A couple of weeks ago, I started working my way through old episodes of Doctor Who to prepare myself for the upcoming season (and, more importantly, Jodie Whittaker’s role as the first female incarnation of the Doctor). Within the first episode, I was surprised to find how nostalgic the show made me feel.
Really, it shouldn’t have come as a surprise. I first stumbled upon the show in my freshman year of high school and was immediately obsessed: I binged through Doctors Nine, Ten and Eleven in a month or two, and quickly set about converting as many of my friends to the show as possible.
We could talk for hours about the memorable monsters, daring adventures, confusing and wibbly-wobbly timelines.
Looking back, it’s pretty obvious that Doctor Who was my first entrance into a fandom, and I’ve been a diehard member of that culture ever since. And yet, I was surprised by all the fond memories that came back to me as I rewatched the show.
Part of it, I think, stems from the fact that I don’t really feel like I should be feeling so sentimental over my past yet. I’ve been 21 for barely a month now, and yet I’m already reminiscing over the good old days.

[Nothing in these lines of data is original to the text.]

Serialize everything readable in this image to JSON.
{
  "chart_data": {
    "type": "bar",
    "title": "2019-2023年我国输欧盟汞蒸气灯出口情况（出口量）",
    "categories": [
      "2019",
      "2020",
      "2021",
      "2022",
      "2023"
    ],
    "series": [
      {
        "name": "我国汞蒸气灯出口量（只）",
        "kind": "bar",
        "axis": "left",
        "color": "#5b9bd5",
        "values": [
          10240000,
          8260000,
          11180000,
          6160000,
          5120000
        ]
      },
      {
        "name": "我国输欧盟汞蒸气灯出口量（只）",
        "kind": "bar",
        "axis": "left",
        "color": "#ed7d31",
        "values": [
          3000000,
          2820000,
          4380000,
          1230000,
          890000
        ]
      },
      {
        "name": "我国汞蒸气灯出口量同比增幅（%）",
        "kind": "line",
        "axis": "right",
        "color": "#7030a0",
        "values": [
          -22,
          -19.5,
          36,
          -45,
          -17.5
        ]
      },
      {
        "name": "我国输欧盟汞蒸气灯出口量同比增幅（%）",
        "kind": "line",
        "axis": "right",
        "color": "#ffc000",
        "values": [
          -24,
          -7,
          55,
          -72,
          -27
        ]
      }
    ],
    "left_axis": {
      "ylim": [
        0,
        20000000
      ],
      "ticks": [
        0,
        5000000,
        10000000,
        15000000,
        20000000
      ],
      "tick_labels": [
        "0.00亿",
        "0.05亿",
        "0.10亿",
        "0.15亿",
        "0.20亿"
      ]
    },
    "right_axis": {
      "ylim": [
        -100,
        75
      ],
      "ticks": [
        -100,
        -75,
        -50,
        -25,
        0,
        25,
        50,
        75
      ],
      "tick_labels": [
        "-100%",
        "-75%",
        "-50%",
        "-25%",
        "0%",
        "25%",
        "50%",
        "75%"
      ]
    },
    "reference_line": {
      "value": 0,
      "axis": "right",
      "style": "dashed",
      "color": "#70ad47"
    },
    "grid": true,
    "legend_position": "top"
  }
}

It somehow seems artificial, as if I can’t think fondly on my past because I don’t really understand what it means yet. At this point, nostalgia feels like another one of those trappings of adulthood that I’ve somehow acquired but still have no idea what to actually do with (along with doing my taxes and using construction tools).
However, I think that the main cause of my surprise stems from my evergrowing ambivalence toward my high school years. A lot of good things happened during that period (great friends and supportive parents), but they were accompanied and balanced out by some pretty serious negatives (toxic relationships and attending a religious boarding school as a raging homosexual).
As a result, while my time in high school certainly wasn’t dreadful, I’m definitely not interested in reliving that period.
Besides, I’ve always hated the trope of adults who insist that high school is the best years of our lives. It’s a complete and utter whitewashing of the past that overlooks all of the hardships that many kids have to overcome.
Sure, we didn’t have a mortgage or a 9 to 5 job, but my whole high school friend group was just a big ball of untreated mental illness.
We struggled a lot in high school, and it took a lot of work to get through it all, and it isn’t fair to disregard those negative experiences. As such, it feels a little weird to be romanticizing that time frame, especially considering that we’re only a few years out.
Of course, I’m not saying that we should only remember the bad times from our past — then we’d be the exact same situation, only this time, we’d be making ourselves miserable. And again, I did enjoy my high school experiences, and I made a lot of friends who are very special to me to this day.
However, I think that it is important to remember both the good and the bad when we look at our past; without both aspects, the story is incomplete.
I’ve just about gotten to the point in Doctor Who where my original run at watching the series ended, and I definitely have a much different view on the show than I did when I was in high school.
This time, I’ve been a slightly more critical viewer, and while the show has definitely had some great moments (the Christmas specials, “Midnight” and the first episode with the Weeping Angels), it has had some less good ones as well (most of the early special effects and literally every other episode with the Weeping Angels).
Still, without its flaws, it wouldn’t be the show that I fell in love with during those first months of high school, and I can’t wait to see where it takes me next.